The Drops Esports Inc is a Canadian based company and has already announced a proposed transaction with FibreSources Corporation. If the transaction proceeds the enlarged business is expected to list on the Canadian Securities Exchange. Blue Star’s shareholding in The Drops prior to the transaction was 18.6%. Further details will be announced in due course.
Diemens Esports PTY ltd is an Australian company which has already announced a potential merger with Critical Hit Entertainment. Blue star’s shareholding in Diemens prior to the proposed transaction was 13.3%. Further details will be announced in due course
The Dibs Esports Corp is a US business based in Los Angeles. The company will focus on empowering female Esports players and has the goal of creating the largest female network of Esports in the North American esports market. Blue Star’s shareholding in The Dibs is currently 13.7%.

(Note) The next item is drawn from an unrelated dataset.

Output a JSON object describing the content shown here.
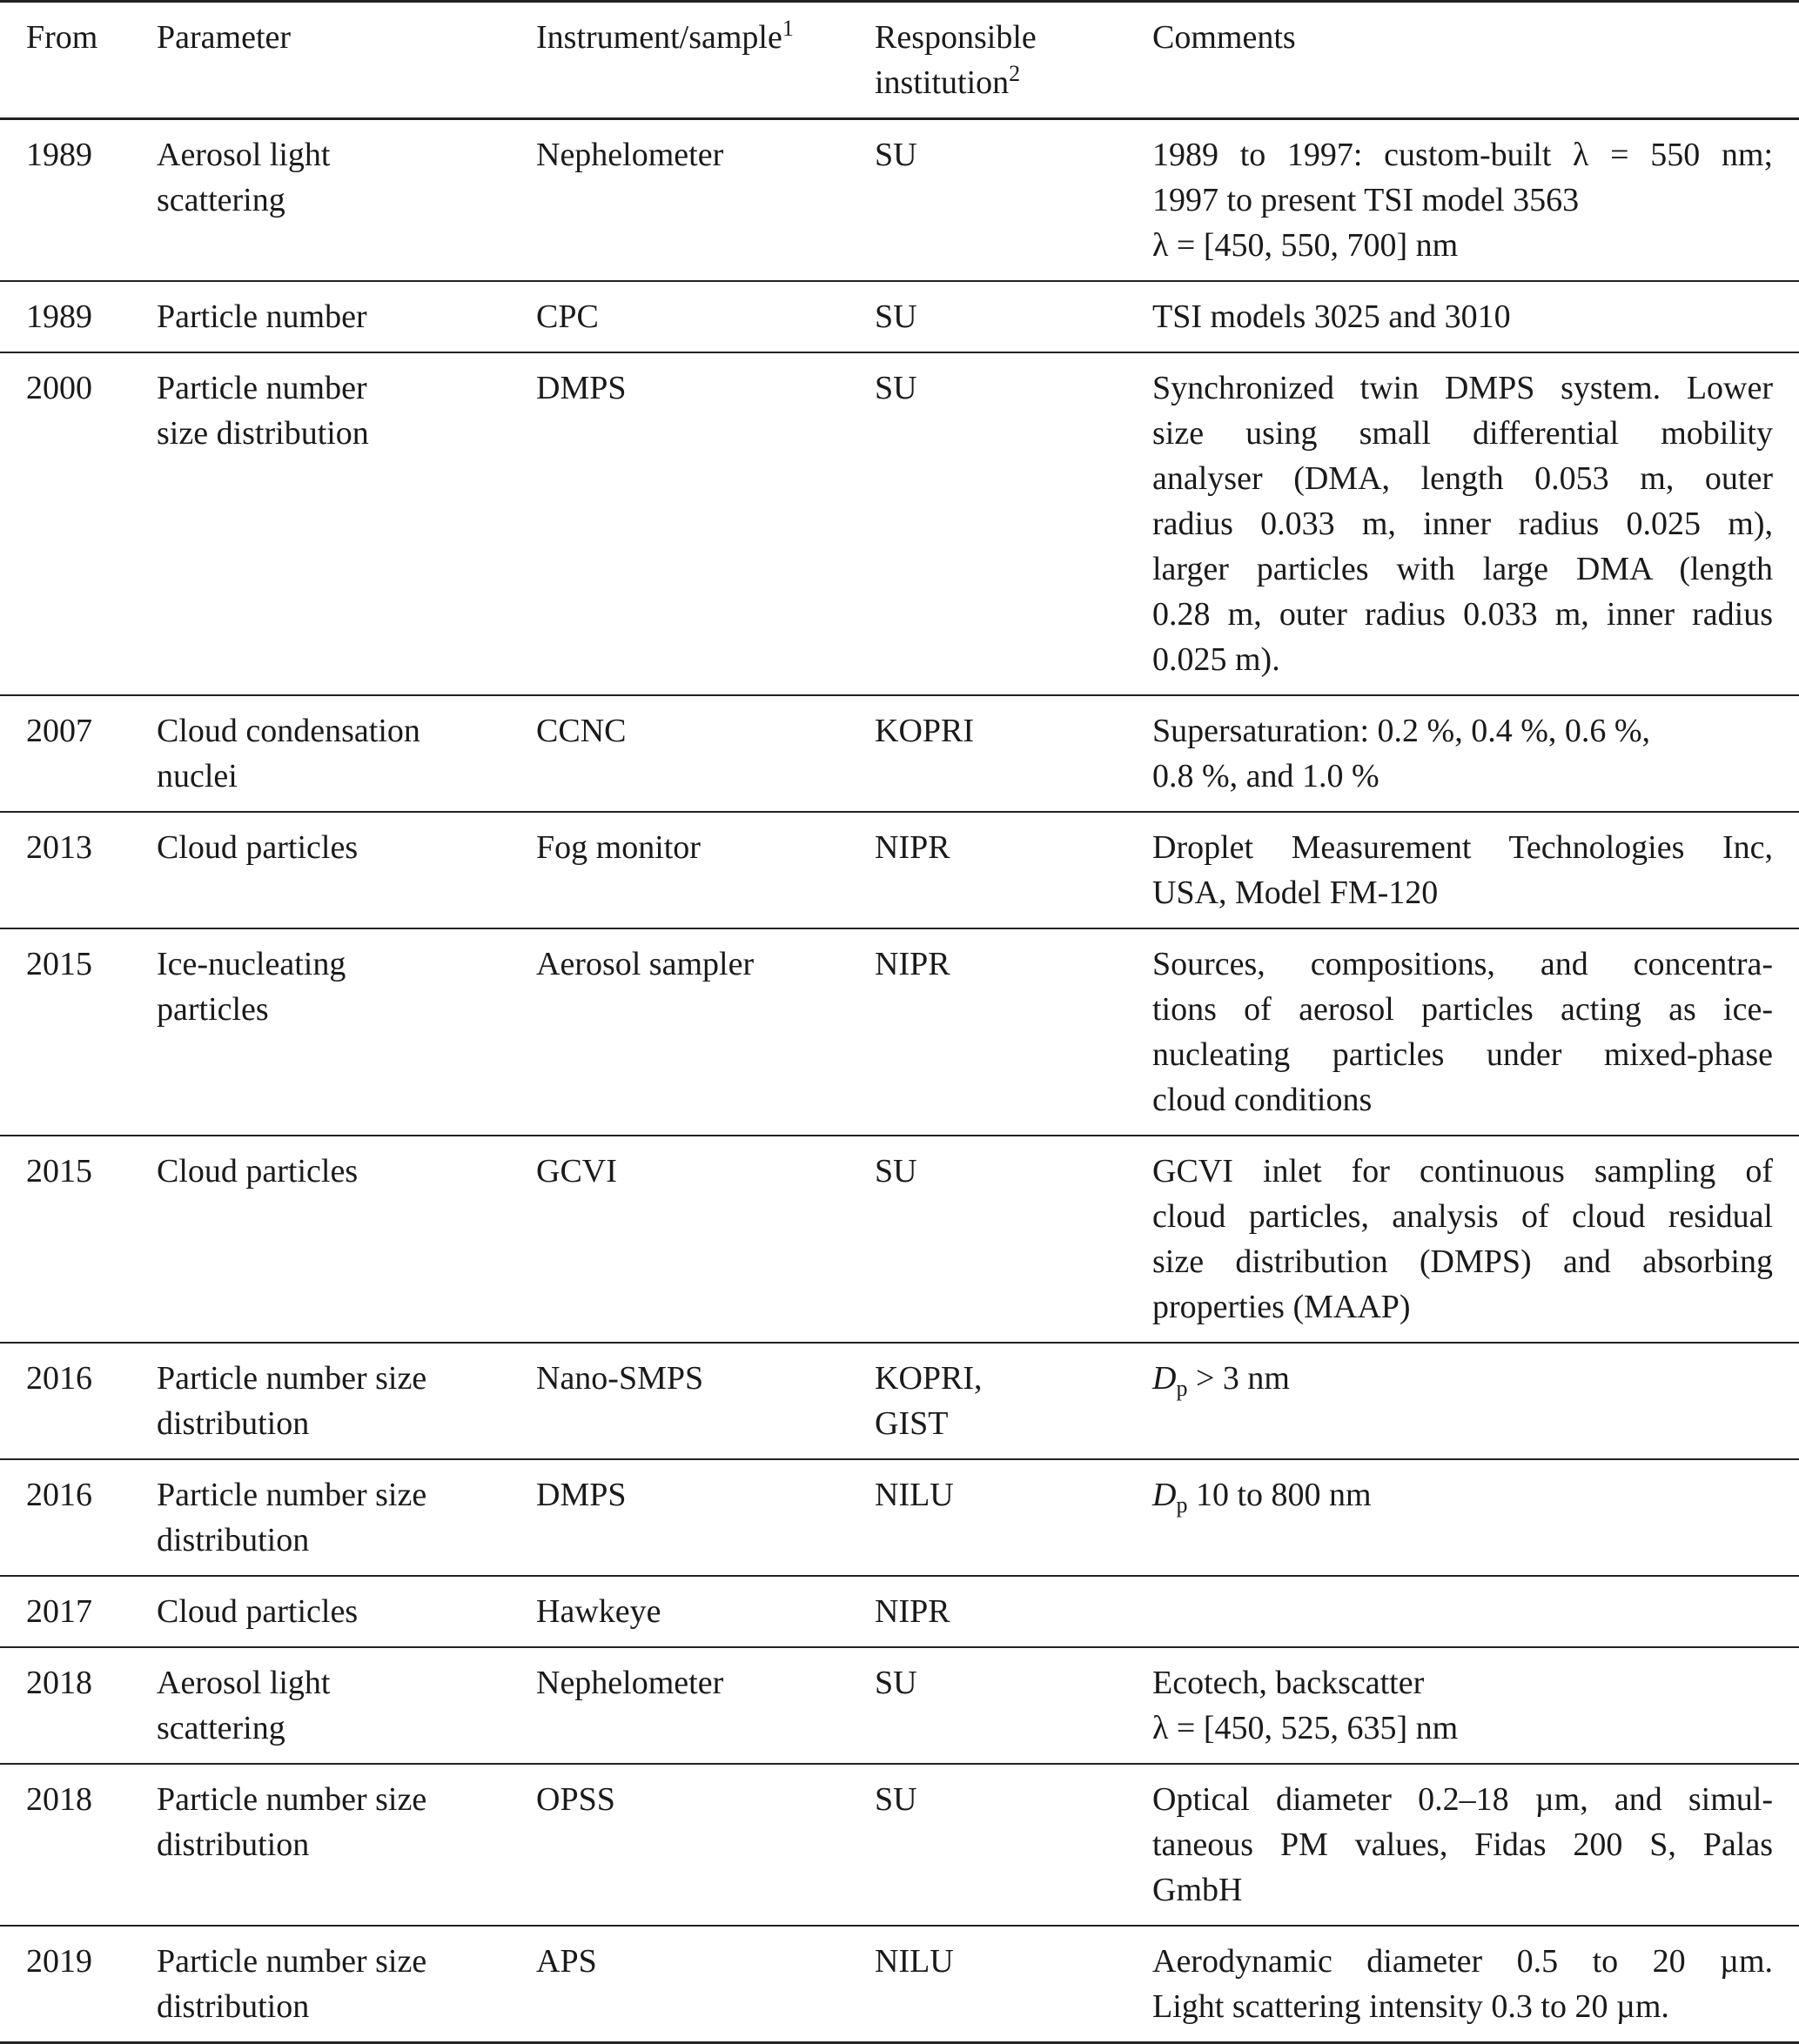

The Board believes the Company’s portfolio, enhanced by the recent esports investments, has significant potential. SatoshiPay and Sthaler have been developing their businesses and are on the verge of commercialisation. Such developments should lead to access to capital and the creation of shareholder value for the Company’s shareholders. These historic investments are now complimented by an exciting portfolio of esports businesses which although early stage, are already showing signs of capital appreciation. The Board expects to see significant activity within this portfolio in the remainder of 2020. The appointment of Sean King to the Board as a non-executive director in January and Derek Lew as non-executive Chairman in November 2019 brings valuable knowledge and experience. Overall, the Directors believe the Company is at an exciting stage in its development and the Board views the future outlook with confidence.